As you may have noticed I am a sunriser and use the sunshine to praise God’s glory upon us as I start my day. It fills me with hope, nourishes my soul, inspires my steps and keeps me in balance. Trust me whrn I don’t trust in him my day is not the same.
I was raised Catholic and appreciate those teachings I had about my creator. I knew the basics but did rebel to live by them. Those young trials and tribulations I experienced felt like the world was ending and now older and wiser realize how different they would have been had I rebelled less against them.
As I grew older I grew closer to God and developed an understanding that its not about the religion you belong to but the relationship you develop with God that’s most important. It superscedes all else for me.
As my children went thru their growing pains so did I and many times theirs helped me decipher my misconceptions. I remember going to my mom and sharing my childrens trials often, they were bonding moments and especially one in particular when she compared it to one of mine and she smiled and said, I’m so happy you finally get it”. We laughed then but trust me, this rebel was tough to break.
Through these last 7 years I not only lost her but have felt much around me change. Not only because of her passing but with the World and some personal trials that entailed tough love.
I once again needed to assess the methods of action and some were good some not. Things often played out well and others backfired even when putting as much love as humanly possible within me.
One day not too long ago, a reoccurring incident took me to tipping point and I bursted out in tears and outrage and even demanded Gods response in anger and asked him, “what more do you want of me? I can’t do this alone and don’t know what else to do. I kid you not, to my dismay he responded and said, “when are you going to stop trying to do things your way and do them my way.”

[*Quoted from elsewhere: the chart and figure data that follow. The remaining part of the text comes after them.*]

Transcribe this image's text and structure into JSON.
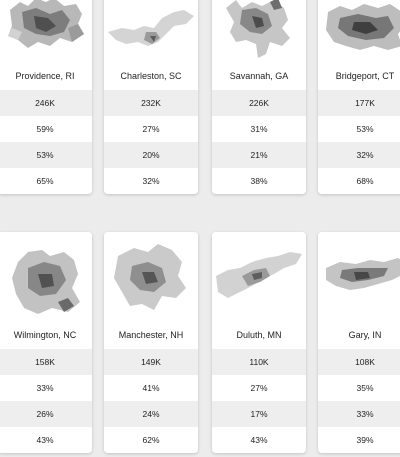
{
  "cards": [
    {
      "city": "Providence, RI",
      "stats": [
        "246K",
        "59%",
        "53%",
        "65%"
      ],
      "map_icon": "city-map-icon"
    },
    {
      "city": "Charleston, SC",
      "stats": [
        "232K",
        "27%",
        "20%",
        "32%"
      ],
      "map_icon": "city-map-icon"
    },
    {
      "city": "Savannah, GA",
      "stats": [
        "226K",
        "31%",
        "21%",
        "38%"
      ],
      "map_icon": "city-map-icon"
    },
    {
      "city": "Bridgeport, CT",
      "stats": [
        "177K",
        "53%",
        "32%",
        "68%"
      ],
      "map_icon": "city-map-icon"
    },
    {
      "city": "Wilmington, NC",
      "stats": [
        "158K",
        "33%",
        "26%",
        "43%"
      ],
      "map_icon": "city-map-icon"
    },
    {
      "city": "Manchester, NH",
      "stats": [
        "149K",
        "41%",
        "24%",
        "62%"
      ],
      "map_icon": "city-map-icon"
    },
    {
      "city": "Duluth, MN",
      "stats": [
        "110K",
        "27%",
        "17%",
        "43%"
      ],
      "map_icon": "city-map-icon"
    },
    {
      "city": "Gary, IN",
      "stats": [
        "108K",
        "35%",
        "33%",
        "39%"
      ],
      "map_icon": "city-map-icon"
    }
  ],
  "colors": {
    "background": "#ececec",
    "card": "#ffffff",
    "shaded_row": "#eeeeee",
    "map_light": "#d6d6d6",
    "map_mid": "#9a9a9a",
    "map_dark": "#4a4a4a"
  }
}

A sudden momment of shock hit me, I even questioned if I truly heard him and then a sign cane and I surrendered and felt him deep within me as if the holy spitit descended upon me. This had happened one other time in my 30’s during yet another tribulation and I knew the feeling well. The first time I was visiting a church and he seeked me out amongst a full audience snd brought me and my baby in route to the altar and when the holy spirit descended upon me I fell to the ground and was out. This time it was more of a calming breeze but both times I immediately felt released. He assured me that if I put it in his hands and asked him to take over I would be fine as well as the situation at hand. How WoW is that.
So now I know better and try not to miss that morning glory, praising him firsthand, asking for his guidance to lead my daily steps, covering me with his armour and recvealing the truth of anything hidden. In gratitude for this I also ask him to use me as his instrument so that others may draw closer as I once forgot and needed to he reminded. Halleluyah that he never gives up on us and are forgiven from sin because he loves us soooo much that he sacrificed his son Jesus so that we may be forgiven & freed from bondage.